Mas não. Nenhuma exaltação, nenhuma referência sublime é possível a uma arte que tem por principal função tentar simbolizar um cotidiano que se depara todo o tempo com o nó duro do real, no sentido que a psicanálise lacaniana atribui à palavra: o indizível, o que está além da capacidade de elaboração pela linguagem, o que nos escapa sempre.

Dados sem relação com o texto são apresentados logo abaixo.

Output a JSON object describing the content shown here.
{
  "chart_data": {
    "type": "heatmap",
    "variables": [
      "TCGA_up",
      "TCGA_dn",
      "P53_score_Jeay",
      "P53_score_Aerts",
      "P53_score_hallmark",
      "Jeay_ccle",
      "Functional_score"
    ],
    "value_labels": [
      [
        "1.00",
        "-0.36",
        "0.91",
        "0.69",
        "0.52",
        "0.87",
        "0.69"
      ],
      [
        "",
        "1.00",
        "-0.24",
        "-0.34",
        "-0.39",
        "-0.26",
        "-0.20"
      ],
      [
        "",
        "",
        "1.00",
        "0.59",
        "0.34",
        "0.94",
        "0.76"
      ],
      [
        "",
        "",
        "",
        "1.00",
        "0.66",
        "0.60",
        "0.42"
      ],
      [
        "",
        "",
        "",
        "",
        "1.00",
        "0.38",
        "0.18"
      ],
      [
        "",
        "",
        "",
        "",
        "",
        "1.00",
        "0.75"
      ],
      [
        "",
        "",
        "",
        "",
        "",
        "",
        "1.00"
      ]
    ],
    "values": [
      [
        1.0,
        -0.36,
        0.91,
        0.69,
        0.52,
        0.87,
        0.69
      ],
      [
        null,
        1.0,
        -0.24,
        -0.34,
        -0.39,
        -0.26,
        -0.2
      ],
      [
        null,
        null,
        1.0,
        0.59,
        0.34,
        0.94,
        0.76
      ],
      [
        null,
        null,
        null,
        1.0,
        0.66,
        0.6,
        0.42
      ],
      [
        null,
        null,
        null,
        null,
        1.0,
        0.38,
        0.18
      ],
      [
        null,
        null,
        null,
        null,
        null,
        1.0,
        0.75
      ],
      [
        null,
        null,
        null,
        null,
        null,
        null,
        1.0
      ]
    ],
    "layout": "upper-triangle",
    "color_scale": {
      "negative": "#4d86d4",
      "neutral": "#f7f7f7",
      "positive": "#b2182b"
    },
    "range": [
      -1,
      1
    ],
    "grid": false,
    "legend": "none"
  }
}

O real domina a vida da periferia. É disto que falam os versos de Mano Brown e Edy Rock. São os últimos pensamentos de um homem que acaba de ser baleado, depois de seguir a carreira de um amigo no crime e ter sido acusado, pelo resto do bando, de entregá-lo à polícia.2 É o último dia na vida de um ex-presidiário que tenta se readaptar e criar o filho dignamente, mas acaba sendo acusado injustamente de um roubo nas redondezas e é executado pela polícia que invade sua casa na madrugada.3
É a história de um mano gente fina: “Você viu aquele mano na porta do bar? jogando bilhar, descontraído e pá/ cercado de uma pá de camaradas/ da área uma das pessoas mais consideradas/ ele não deixa brecha, não fode ninguém/ adianta vários lados sem olhar pra quem/ tem poucos bens, mais que nada/ um fusca 73 e uma mina apaixonada”… (“Mano na porta do bar” — Brown e Rock. Citada na p.7). Mas que começa a mudar, cercar-se de “tipos estranhos” que lhe prometem “o mundo dos sonhos”; o mano entrou no tráfico, matou a sangue-frio, “usou e viciou a molecada daqui” e tem o fim previsível: “Você tá vendo o movimento na porta do bar? / tem muita gente indo pra lá, o que será? (…) Você viu aquele mano na porta do bar? Ontem o cara caiu com uma rajada nas costas…”
O real domina a vida da periferia, em suas faces extremas: a droga e seu gozo mortífero; a violência do outro — freqüentemente a polícia — 4 com quem é impossível qualquer diálogo, qualquer negociação; a miséria, que segundo Hanna Arendt nos exclue da condição humana porque nos faz prisioneiros da necessidade; e acima de tudo, a morte. O real se manifesta na figura do destino inexorável: hoje a pivetada vai para a escola, empina pipas na rua, joga bola — logo mais estarão traficando, viciados no crack, a caminho da morte certa. As letras de Brown e Edy Rock falam de um verdadeiro extermínio dos jovens de periferia; como acontece com os relatos dos sobreviventes dos campos de concentração, não há lugar para o sublime aqui.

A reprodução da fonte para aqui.